Michael J. Willett, Paul Iacono, Sasha Pieterse, Andrew Bowen, Xosha Roquemore, Molly Tarlov, Derek Mio, Megan Mullally, Rebecca Gayheart, Jonathan Silverman, Evanna Lynch, Natasha Lyonne, Joanna Levesque, Taylor Frey, Brock Harris
R for sexual references
Buy on DVD/Blu-ray
At some point in High School, everyone has that worry that they won’t be popular. Popularity isn’t what it’s cracked up to be, especially when you become the first outed homosexual in your school. G.B.F. explores that dynamic in an exuberant, exaggerated exploration of stereotypes and prejudice in the modern High School environment.
A colorful blend of characters and clothes highlight Darren Stein’s fourth outing as director. His bubble gum-flavored approach to the examination of High School intrapersonal relationships makes for an effervescent, if realism-starved look at being gay in today’s pre-collegiate environment. Michael J. Willett plays Tanner, a shy senior struggling with his identity in a school where no one else has come out of the closet. He and his best friend Brent (Paul Iacono) have created an insular group of friends who support their closeted personalities, but have discussed going further.
Brent has discovered a way into the in-crowd by becoming the first openly gay student in school. Magazines have declared that the hottest accessory is a G.B.F. (Gay Best Friend) and he hopes that he can parlay that trend into becoming a hanger-on to one of three prominent, popular girls in school. Fawcett (Sasha Pieterse) is rich and beautiful and was, up until recently, dating the captain of the football team. ‘Shley (Andrea Bowen) is a Mormon and is the core member of the school’s religious clique. While Caprice (Xosha Roquemore) is the gravitational force pulling together the drama students. Each is chomping at the bit to become Prom Queen and to do so, they are willing to experiment with the G.B.F. fad.
Tanner is absolutely opposed to the prospect, but agrees to help Brent by creating an anonymous profile on a gay dating phone app that ultimately leads to his predictable outing, putting him into the center of an all-out war to win his influence and thus the votes of the school’s majority. As he abandons his old friends to spend time with his new, Tanner learns the inner workings of the popular cliques while coming to terms with his own abandonment of friendships he had held for many years.
Embracing and then exploding a number of clichés in the process, Stein’s film may have the look and feel of a throwaway teen drama, but the essence of its narrative is to open conversations with young people about the negative impact of stereotypes, the acceptance of others who are different and the investment of time and interest in the lives of teenagers. By creating a film that focuses its attention on teen appeal, Stein and company have created a welcoming picture that will hopefully encourage more thoughtful contemplation of these subjects among the youth of America (and perhaps around the world if it’s accessible).
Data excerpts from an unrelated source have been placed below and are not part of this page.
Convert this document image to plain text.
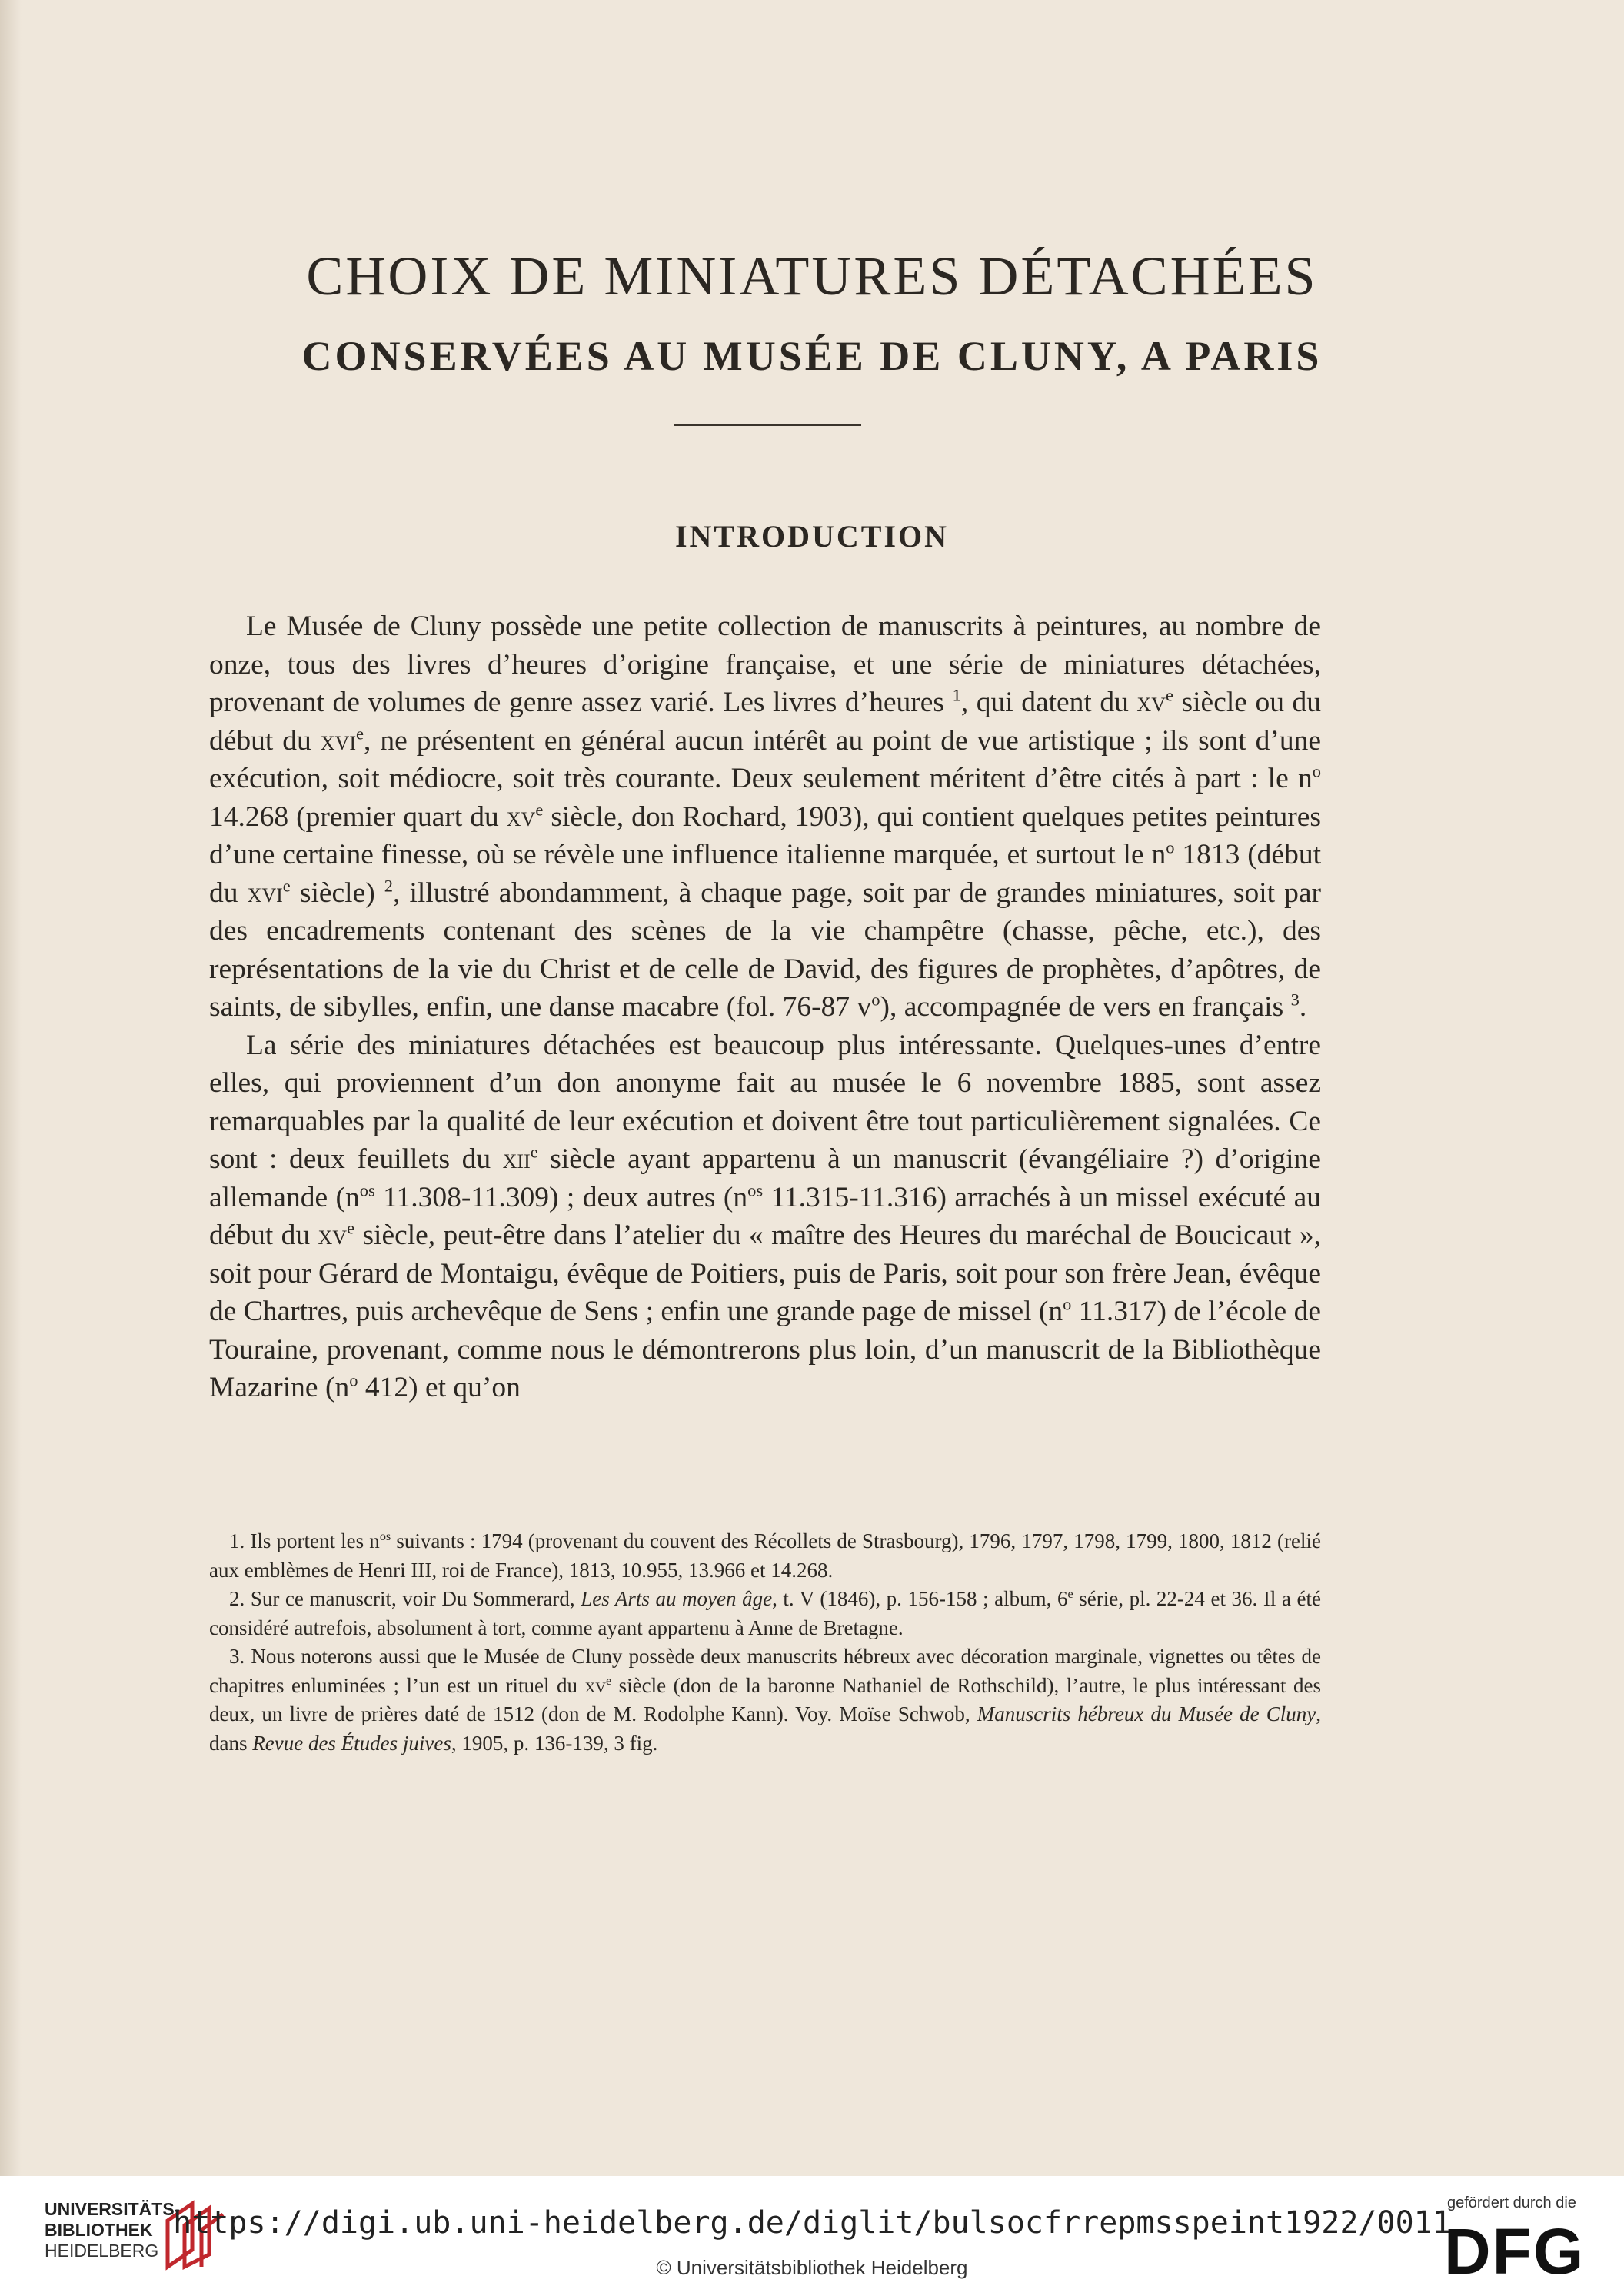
CHOIX DE MINIATURES DÉTACHÉES
CONSERVÉES AU MUSÉE DE CLUNY, A PARIS
INTRODUCTION

Le Musée de Cluny possède une petite collection de manuscrits à peintures, au nombre de onze, tous des livres d’heures d’origine française, et une série de miniatures détachées, provenant de volumes de genre assez varié. Les livres d’heures $^1$, qui datent du $xv^e$ siècle ou du début du xvi$^e$, ne présentent en général aucun intérêt au point de vue artistique ; ils sont d’une exécution, soit médiocre, soit très courante. Deux seulement méritent d’être cités à part : le $n^o$ 14.268 (premier quart du $xv^e$ siècle, don Rochard, 1903), qui contient quelques petites peintures d’une certaine finesse, où se révèle une influence italienne marquée, et surtout le $n^o$ 1813 (début du xvi$^e$ siècle) $^2$, illustré abondamment, à chaque page, soit par de grandes miniatures, soit par des encadrements contenant des scènes de la vie champêtre (chasse, pêche, etc.), des représentations de la vie du Christ et de celle de David, des figures de prophètes, d’apôtres, de saints, de sibylles, enfin, une danse macabre (fol. 76-87 $v^o$), accompagnée de vers en français $^3$.

La série des miniatures détachées est beaucoup plus intéressante. Quelques-unes d’entre elles, qui proviennent d’un don anonyme fait au musée le 6 novembre 1885, sont assez remarquables par la qualité de leur exécution et doivent être tout particulièrement signalées. Ce sont : deux feuillets du xii$^e$ siècle ayant appartenu à un manuscrit (évangéliaire ?) d’origine allemande ($n^{os}$ 11.308-11.309) ; deux autres ($n^{os}$ 11.315-11.316) arrachés à un missel exécuté au début du $xv^e$ siècle, peut-être dans l’atelier du « maître des Heures du maréchal de Boucicaut », soit pour Gérard de Montaigu, évêque de Poitiers, puis de Paris, soit pour son frère Jean, évêque de Chartres, puis archevêque de Sens ; enfin une grande page de missel ($n^o$ 11.317) de l’école de Touraine, provenant, comme nous le démontrerons plus loin, d’un manuscrit de la Bibliothèque Mazarine ($n^o$ 412) et qu’on

1. Ils portent les $n^{os}$ suivants : 1794 (provenant du couvent des Récollets de Strasbourg), 1796, 1797, 1798, 1799, 1800, 1812 (relié aux emblèmes de Henri III, roi de France), 1813, 10.955, 13.966 et 14.268.

2. Sur ce manuscrit, voir Du Sommerard, Les Arts au moyen âge, t. V (1846), p. 156-158 ; album, 6e série, pl. 22-24 et 36. Il a été considéré autrefois, absolument à tort, comme ayant appartenu à Anne de Bretagne.

3. Nous noterons aussi que le Musée de Cluny possède deux manuscrits hébreux avec décoration marginale, vignettes ou têtes de chapitres enluminées ; l’un est un rituel du $xv^e$ siècle (don de la baronne Nathaniel de Rothschild), l’autre, le plus intéressant des deux, un livre de prières daté de 1512 (don de M. Rodolphe Kann). Voy. Moïse Schwob, Manuscrits hébreux du Musée de Cluny, dans Revue des Études juives, 1905, p. 136-139, 3 fig.

UNIVERSITÄTS-
BIBLIOTHEK
HEIDELBERG
https://digi.ub.uni-heidelberg.de/diglit/bulsocfrrepmsspeint1922/0011
© Universitätsbibliothek Heidelberg
gefördert durch die
DFG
An issue that plagues the film and not of its own doing, is that the Motion Picture Association of America has assigned an R rating to the film, a kiss of death for the targeted teen audiences. The MPAA has been notoriously slow in progressing their rating system and to date, they rate depictions of homosexuality as deserving a higher classification. Even when those depictions are largely innocuous. Yes, there’s some surprising language in the film, at least from a rating perspective, but that wasn’t why the film was assigned the rating. The one truly sexual encounter was from the waste up and was merely hinted at, but not depicted. If that’s deserving of an R rating, then half of what we see out ther as PG-13 should have R’s slapped on them as well.
Years down the road as social mores ease and change, the rating for G.B.F. will be looked at with derision and surprise for there’s nothing exceedingly objectionable in its entire runtime, except that it tries to humanize and normalize kids who are simply trying to be themselves even if it’s not what some parents want them to be.
If G.B.F. accomplishes anything, it’s that it manages to stay true to its purpose without getting bogged down in unnecessary details. It may be debatable as to how necessary the sugary pop flavor is to the success of the film, but it’s impossible to watch it and not feel warmth towards its characters and especially to its themes. Acceptance is an issue even adults struggle with and to see kids finding a balance and turning towards acceptance is a great thing. We’ll just hope brave children will find a way to sneak into this film and avoid that harsh R rating even though their parents might object. After all, without being exposed to people different than you are, there’s no way to avoid an insular reaction that colors the current debate over gay rights in the United States and elsewhere in the world.